To learn more about Tom Marino’s artistic career and professional history, visit his exhibit page at the Zanesville Museum of Art website at zanesvilleart.org.

Artist Statement
Crucible Series: Luna
Crucible Series: Luna interprets the alchemical word and moon symbol for silver, a noble metal that represents a metaphysical quest for transformation and enlightenment. The silver mirror invites the viewer to reflect and forge their own discoveries whether personal, communal or scientific.

Moonrise
Moonrise depicts space, time and the tides of transformation. Mysterious and ever-changing, the moon’s silver light offers solace during the night while beckoning the coming day. Each time of day embraces the cycle of the other: daytime has shadows and nighttime has moonshine, the sun’s reflected light.

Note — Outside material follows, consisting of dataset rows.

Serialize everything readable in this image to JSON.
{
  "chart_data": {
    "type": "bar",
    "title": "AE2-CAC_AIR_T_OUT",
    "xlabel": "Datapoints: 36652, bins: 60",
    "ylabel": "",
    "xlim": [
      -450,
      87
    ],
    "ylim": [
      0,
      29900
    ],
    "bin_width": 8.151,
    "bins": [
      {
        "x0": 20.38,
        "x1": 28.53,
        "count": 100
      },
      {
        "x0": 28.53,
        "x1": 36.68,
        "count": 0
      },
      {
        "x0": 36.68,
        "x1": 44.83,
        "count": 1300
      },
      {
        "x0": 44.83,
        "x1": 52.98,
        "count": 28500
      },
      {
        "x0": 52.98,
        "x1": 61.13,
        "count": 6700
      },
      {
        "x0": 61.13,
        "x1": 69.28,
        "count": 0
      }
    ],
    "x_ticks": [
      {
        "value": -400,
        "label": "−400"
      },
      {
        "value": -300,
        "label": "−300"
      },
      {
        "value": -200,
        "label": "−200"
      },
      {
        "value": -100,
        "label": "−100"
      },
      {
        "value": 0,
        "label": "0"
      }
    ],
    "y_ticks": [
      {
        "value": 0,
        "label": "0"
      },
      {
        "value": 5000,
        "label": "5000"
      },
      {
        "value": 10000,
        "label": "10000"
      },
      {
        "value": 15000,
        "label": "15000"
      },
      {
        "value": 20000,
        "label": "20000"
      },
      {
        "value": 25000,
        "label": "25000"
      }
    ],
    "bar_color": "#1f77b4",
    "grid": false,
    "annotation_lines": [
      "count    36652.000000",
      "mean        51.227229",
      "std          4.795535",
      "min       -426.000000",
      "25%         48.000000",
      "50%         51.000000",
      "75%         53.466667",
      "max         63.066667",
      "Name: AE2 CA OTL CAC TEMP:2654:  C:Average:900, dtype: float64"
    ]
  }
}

"Spacetime" ceramic with silver by Tom Marino
“Spacetime” ceramic with silver by Tom Marino (photo by Stephen Johnston)

Spacetime
Spacetime explores my interest in science and Einstein’s Theory of Relativity which weaves space, time and gravity into a continuum, a concept that revolutionized our understanding of reality. The three closed forms represent three-dimensional space, while their hourglass shape depicts time, the fourth dimension. The shorter hourglasses portray both time dilation (slowing down) and length contraction, a relativistic phenomena of speed and gravity. And gravity is the result of mass and energy causing spacetime to curve, imagined also by the hourglass shape. Traveling through spacetime is silver light, tracing gravity.

Winter Light
Winter Light meditates on a season of stillness, solitude and reflection. Even so, the sun’s alliance with winter offers future renewal, growth and awakening. Japanese sumi art and the alchemy of light inform Winter Light.